L’eccesso di informazione viene spesso considerato una caratteristica esclusiva dell’epoca digitale, conseguenza dell’espansione della rete, dei social e oggi dell’intelligenza artificiale. In realtà accompagna la storia della cultura occidentale fin dall’antichità. Già filosofi e moralisti si interrogano sulla difficoltà di orientarsi tra troppi libri e sulla necessità di distinguere ciò che merita di essere conservato da ciò che può essere dimenticato.
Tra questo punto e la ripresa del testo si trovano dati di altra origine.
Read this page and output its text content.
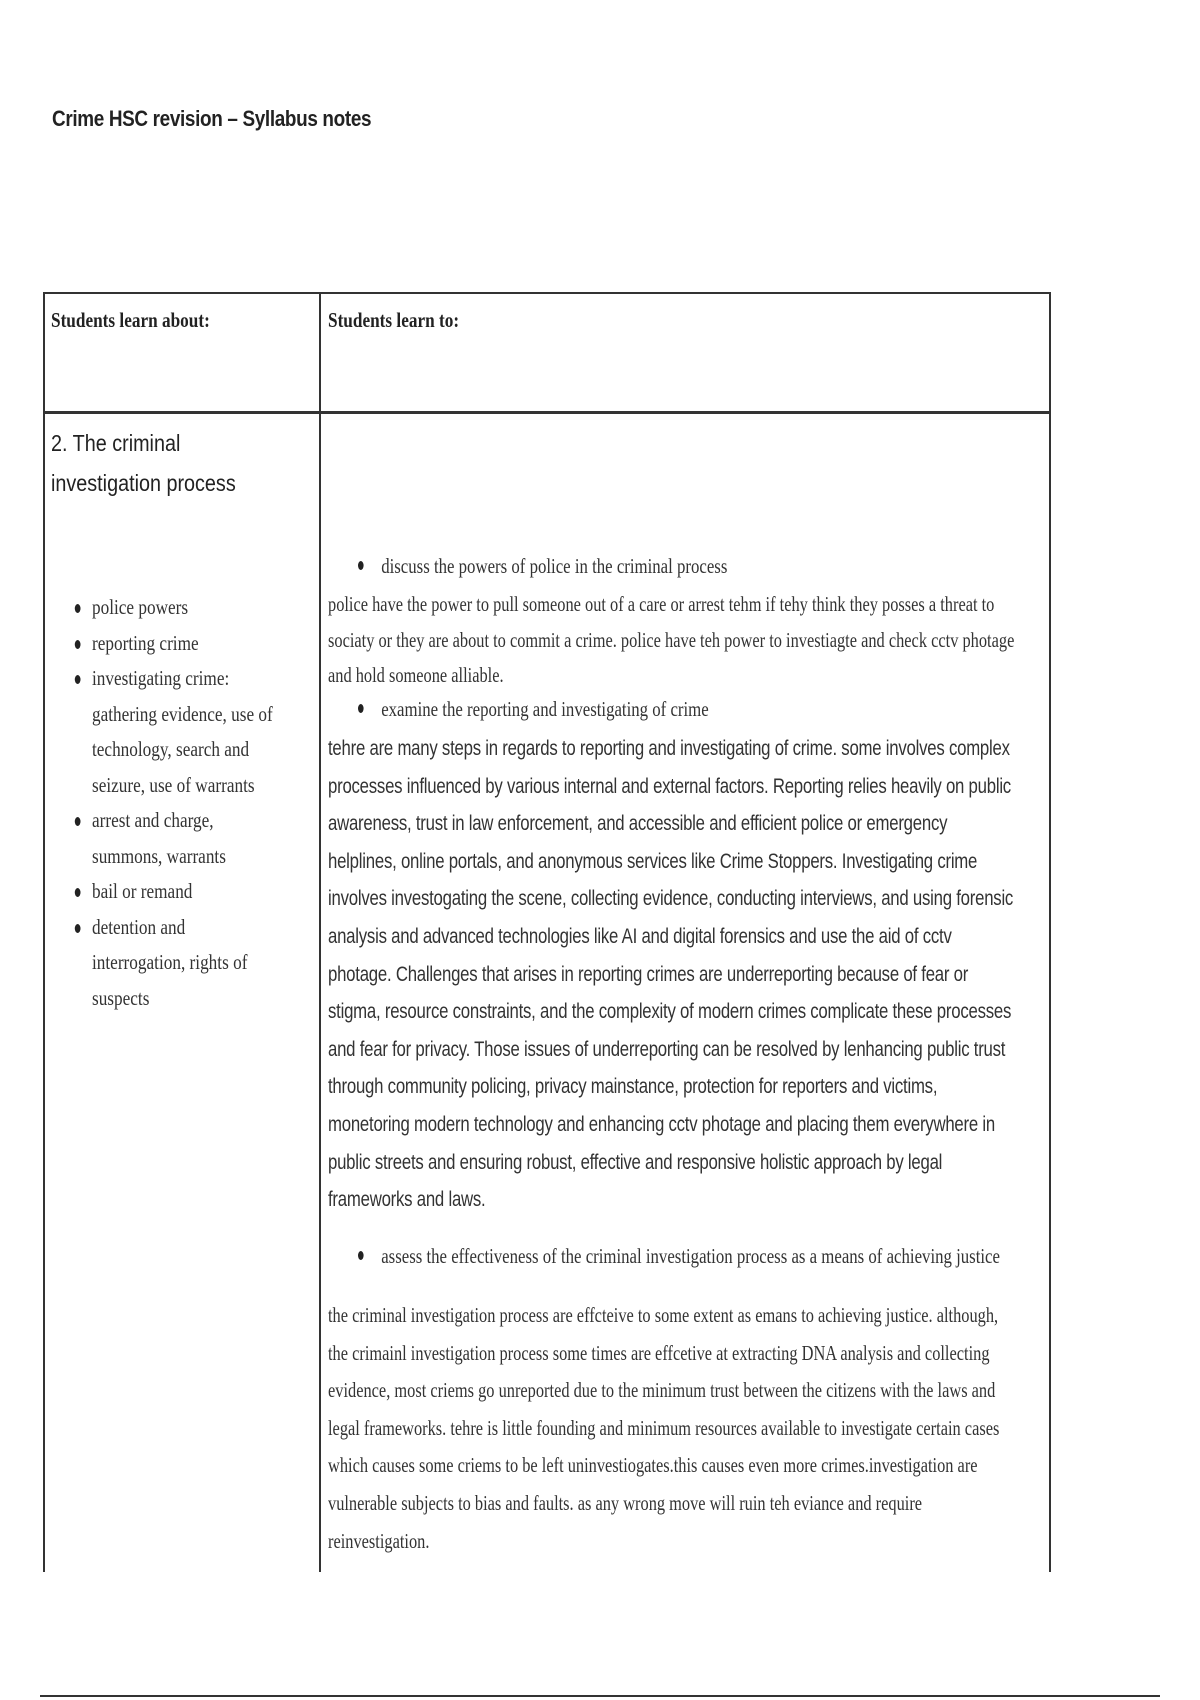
Crime HSC revision – Syllabus notes
Students learn about:	Students learn to:
2. The criminal investigation process
police powers
reporting crime
investigating crime: gathering evidence, use of technology, search and seizure, use of warrants
arrest and charge, summons, warrants
bail or remand
detention and interrogation, rights of suspects
discuss the powers of police in the criminal process

police have the power to pull someone out of a care or arrest tehm if tehy think they posses a threat to sociaty or they are about to commit a crime. police have teh power to investiagte and check cctv photage and hold someone alliable.

examine the reporting and investigating of crime

tehre are many steps in regards to reporting and investigating of crime. some involves complex processes influenced by various internal and external factors. Reporting relies heavily on public awareness, trust in law enforcement, and accessible and efficient police or emergency helplines, online portals, and anonymous services like Crime Stoppers. Investigating crime involves investogating the scene, collecting evidence, conducting interviews, and using forensic analysis and advanced technologies like AI and digital forensics and use the aid of cctv photage. Challenges that arises in reporting crimes are underreporting because of fear or stigma, resource constraints, and the complexity of modern crimes complicate these processes and fear for privacy. Those issues of underreporting can be resolved by lenhancing public trust through community policing, privacy mainstance, protection for reporters and victims, monetoring modern technology and enhancing cctv photage and placing them everywhere in public streets and ensuring robust, effective and responsive holistic approach by legal frameworks and laws.

assess the effectiveness of the criminal investigation process as a means of achieving justice

the criminal investigation process are effcteive to some extent as emans to achieving justice. although, the crimainl investigation process some times are effcetive at extracting DNA analysis and collecting evidence, most criems go unreported due to the minimum trust between the citizens with the laws and legal frameworks. tehre is little founding and minimum resources available to investigate certain cases which causes some criems to be left uninvestiogates.this causes even more crimes.investigation are vulnerable subjects to bias and faults. as any wrong move will ruin teh eviance and require reinvestigation.
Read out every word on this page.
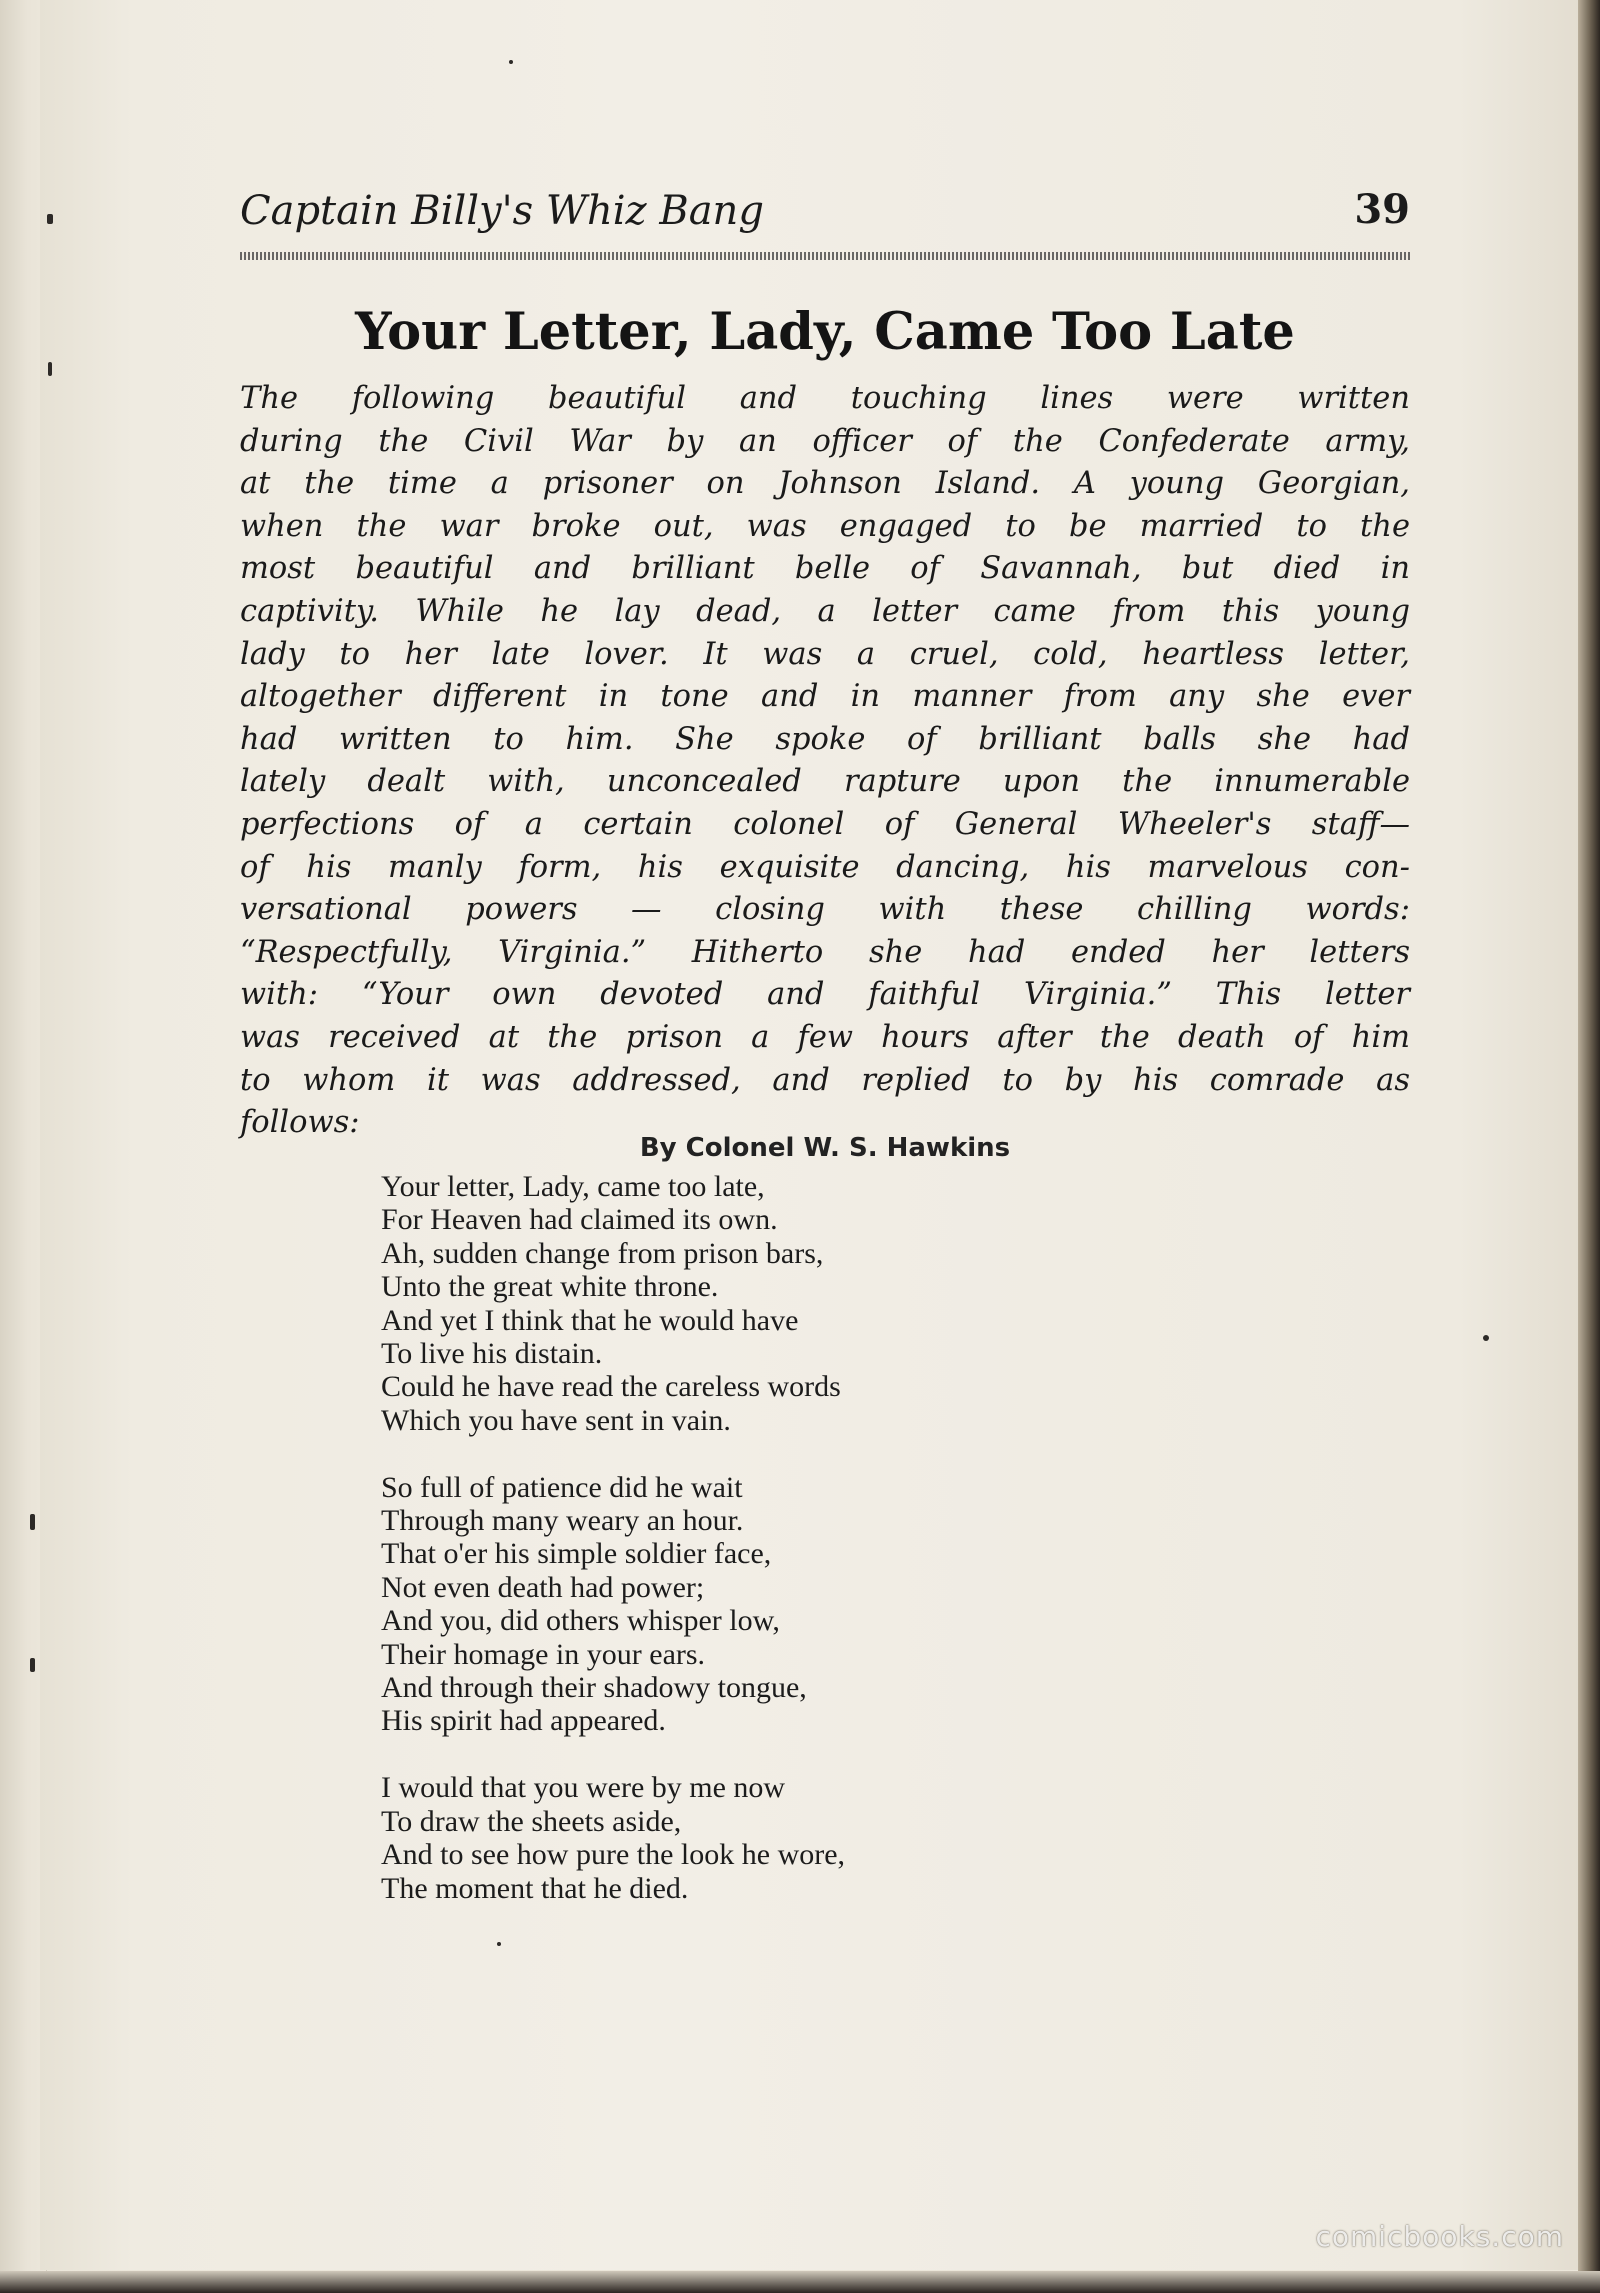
Captain Billy's Whiz Bang	39
Your Letter, Lady, Came Too Late
The following beautiful and touching lines were written
during the Civil War by an officer of the Confederate army,
at the time a prisoner on Johnson Island. A young Georgian,
when the war broke out, was engaged to be married to the
most beautiful and brilliant belle of Savannah, but died in
captivity. While he lay dead, a letter came from this young
lady to her late lover. It was a cruel, cold, heartless letter,
altogether different in tone and in manner from any she ever
had written to him. She spoke of brilliant balls she had
lately dealt with, unconcealed rapture upon the innumerable
perfections of a certain colonel of General Wheeler's staff—
of his manly form, his exquisite dancing, his marvelous con-
versational powers — closing with these chilling words:
“Respectfully, Virginia.” Hitherto she had ended her letters
with: “Your own devoted and faithful Virginia.” This letter
was received at the prison a few hours after the death of him
to whom it was addressed, and replied to by his comrade as
follows:
By Colonel W. S. Hawkins
Your letter, Lady, came too late,
For Heaven had claimed its own.
Ah, sudden change from prison bars,
Unto the great white throne.
And yet I think that he would have
To live his distain.
Could he have read the careless words
Which you have sent in vain.
So full of patience did he wait
Through many weary an hour.
That o'er his simple soldier face,
Not even death had power;
And you, did others whisper low,
Their homage in your ears.
And through their shadowy tongue,
His spirit had appeared.
I would that you were by me now
To draw the sheets aside,
And to see how pure the look he wore,
The moment that he died.
comicbooks.com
La nascita della stampa rende ancora più urgente il problema, favorendo nuove pratiche di organizzazione del sapere: il recupero dei manoscritti, gli schedari, le raccolte, gli estratti, i repertori, le enciclopedie. Accanto all’ambizione di costruire biblioteche sempre più vaste si sviluppa una tradizione opposta, che diffida dell’accumulo indiscriminato e rivaluta il valore della selezione, della sintesi e dell’oblio. Umanisti, enciclopedisti, filosofi e scrittori elaborano differenti modi di convivere con una memoria destinata a espandersi senza sosta. Attraverso figure che vanno da Platone a Petrarca, da Diderot e Voltaire fino a Roland Barthes e Montaigne, prende forma una lunga riflessione sul rapporto fra libri, conoscenza e memoria, nella quale leggere non significa possedere tutto il sapere disponibile, ma imparare a scegliere, organizzare e trasformare l’esperienza della lettura in una forma di conoscenza realmente fruibile…

Con Un saper leggero. Breve storia dell’eccesso di informazione, Xavier Nueno ricostruisce una genealogia culturale dell’information overload, mostrando come la difficoltà di orientarsi nell’abbondanza dei testi sia una costante della civiltà occidentale. I sei capitoli seguono un percorso coerente: dalla nascita del problema alla costruzione dei grandi sistemi di conservazione, dalle tecniche di organizzazione del sapere alla tradizione della diffidenza verso la scrittura eccessiva, fino all’Illuminismo e alla proposta conclusiva di una “biblioteca dell’amateur”, nella quale la lettura rinuncia all’illusione dell’esaustività. Il volume tratta storia del libro, filologia, filosofia, teoria della lettura e storia delle idee, sostenuto da un apparato bibliografico ampio che tocca studi classici e contemporanei. La biblioteca si configura come luogo in cui memoria e oblio si implicano reciprocamente. Il “saper leggero” del titolo non indica semplificazione o superficialità, bensì la capacità di selezionare, sintetizzare e accettare i limiti della memoria, riconoscendo che ogni forma di sapere nasce tanto da ciò che si conserva quanto da ciò che inevitabilmente si lascia cadere nell’oblio.